Geblieben ist ferner die strafrechtliche
Haftbarmachung der Vertrauensmänner, die für ihre selbstlose Tätigkeit
immer fürchten müssen, bei nicht haargenauer Handhabung der umfangreichen
Bestimmungen des Gesetzes mit den Gerichten bekannt zu werden.
Und geblieben ist die einschneidende staatliche Kontrolle, die
die gewerkschaftliche Handlungsfreiheit auf das schwerste gefährdet.

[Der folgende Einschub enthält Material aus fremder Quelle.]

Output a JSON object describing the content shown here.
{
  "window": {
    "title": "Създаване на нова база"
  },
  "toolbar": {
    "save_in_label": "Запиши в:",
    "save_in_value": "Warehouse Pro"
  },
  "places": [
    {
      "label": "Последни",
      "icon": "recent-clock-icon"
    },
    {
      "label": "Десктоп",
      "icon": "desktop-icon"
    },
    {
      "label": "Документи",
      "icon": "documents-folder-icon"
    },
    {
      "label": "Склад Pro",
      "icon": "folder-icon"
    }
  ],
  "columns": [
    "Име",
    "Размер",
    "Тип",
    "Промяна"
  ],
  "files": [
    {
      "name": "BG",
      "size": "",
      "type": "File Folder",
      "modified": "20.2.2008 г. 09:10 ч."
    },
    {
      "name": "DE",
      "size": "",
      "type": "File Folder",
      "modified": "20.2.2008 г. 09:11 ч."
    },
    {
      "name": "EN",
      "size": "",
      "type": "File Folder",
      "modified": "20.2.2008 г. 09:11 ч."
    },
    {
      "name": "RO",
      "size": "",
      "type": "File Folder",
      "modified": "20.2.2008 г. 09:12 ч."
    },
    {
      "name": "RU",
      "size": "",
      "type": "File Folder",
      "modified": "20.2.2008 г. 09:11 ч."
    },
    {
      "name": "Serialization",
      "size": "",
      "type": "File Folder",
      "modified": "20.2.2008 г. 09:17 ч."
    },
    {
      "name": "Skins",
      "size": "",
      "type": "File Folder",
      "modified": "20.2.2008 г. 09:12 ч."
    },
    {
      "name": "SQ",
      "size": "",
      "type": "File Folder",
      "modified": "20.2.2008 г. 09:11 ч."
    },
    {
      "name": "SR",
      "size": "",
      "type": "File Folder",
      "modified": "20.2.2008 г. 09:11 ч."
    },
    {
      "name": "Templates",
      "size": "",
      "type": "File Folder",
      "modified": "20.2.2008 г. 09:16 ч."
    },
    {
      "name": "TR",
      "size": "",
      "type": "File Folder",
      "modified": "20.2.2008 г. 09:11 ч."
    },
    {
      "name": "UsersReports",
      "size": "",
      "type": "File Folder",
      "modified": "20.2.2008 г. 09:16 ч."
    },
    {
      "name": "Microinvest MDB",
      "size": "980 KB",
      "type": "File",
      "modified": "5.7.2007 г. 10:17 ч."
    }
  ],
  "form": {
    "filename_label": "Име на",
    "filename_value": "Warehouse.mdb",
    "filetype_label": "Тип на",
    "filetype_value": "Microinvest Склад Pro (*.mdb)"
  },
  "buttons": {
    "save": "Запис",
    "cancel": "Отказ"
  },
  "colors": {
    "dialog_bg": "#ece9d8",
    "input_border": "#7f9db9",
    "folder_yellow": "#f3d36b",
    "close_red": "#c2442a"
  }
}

Auch sehen wir nicht ein, daß der Absatz 4 des Gesetzes aufrecht
erhalten blieb, der den Organisationen der Arbeitnehmer geradezu
die weltanschauliche Richtung verbietet. Unzulänglich ist weiter
die in der Vorlage vorgesehene Unterstützungsdauer. Darunter haben
die Privatangestellten schon bisher zu leiden gehabt. Wenn auch
die Arbeitslosenfürsorge der Allgemeinen Pensionsanstalt und der
Ersatzinstitute eingriff und dafür sorgte, daß der pensionsversicherungspflichtige
Angestellte noch einige Monate hindurch einen geringeren Unterstützungsbeitrag
erhielt, so blieb die Tatsache doch aufrecht, daß der Privatangestellte
schon nach dreimonatiger Arbeitslosigkeit in die denkbar größte
Notlage geriet. Denn die Unterstützung der Pensionsversicherungsträger
war bisher so gering, daß davon in den meisten Fällen kaum die
Wohnungsmiete bestritten werden konnte. Während in früheren Zeiten
der Angestellte durch Aushilfs- und Nebenbeschäftigungen noch
etwas zu verdienen wußte, sind heute auch diese Erwerbsquellen
versiegt. Er bleibt, da die produktive Arbeitslosenfürsorge für
ihn kaum in Betracht kommt, also auf die rein geldliche Arbeitslosenunterstützung
angewiesen. Deshalb fordern wir, daß diese sich den besonderen
Verhältnissen der Privatangestellten anpaßt, sowohl in der Höhe
als auch in der Dauer der Bezüge. Die Privatangestellten fordern
deshalb die eheste Gesetzwerdung der Arbeitslosenversicherung.
Nur im Ra hmen dieser wird es mögich sein, die Wünsche der Privatangestellten
zu berücksichtigen, besonders wenn von vornherein die Selbstverwaltung
so ausgebaut wird, daß die Privatangestellten über ihre Beiträge
verfügen können. Schon heute erklären wir, daß wir die künftige
Arbeitslosenversicherung so gestaltet wissen wollen. Wir erwarten,
daß der Minister für soziale Fürsorge ehestens mit den Vorarbeiten
für ein Arbeitslosenversicherungsgesetz beginnen wird. (Potlesk.)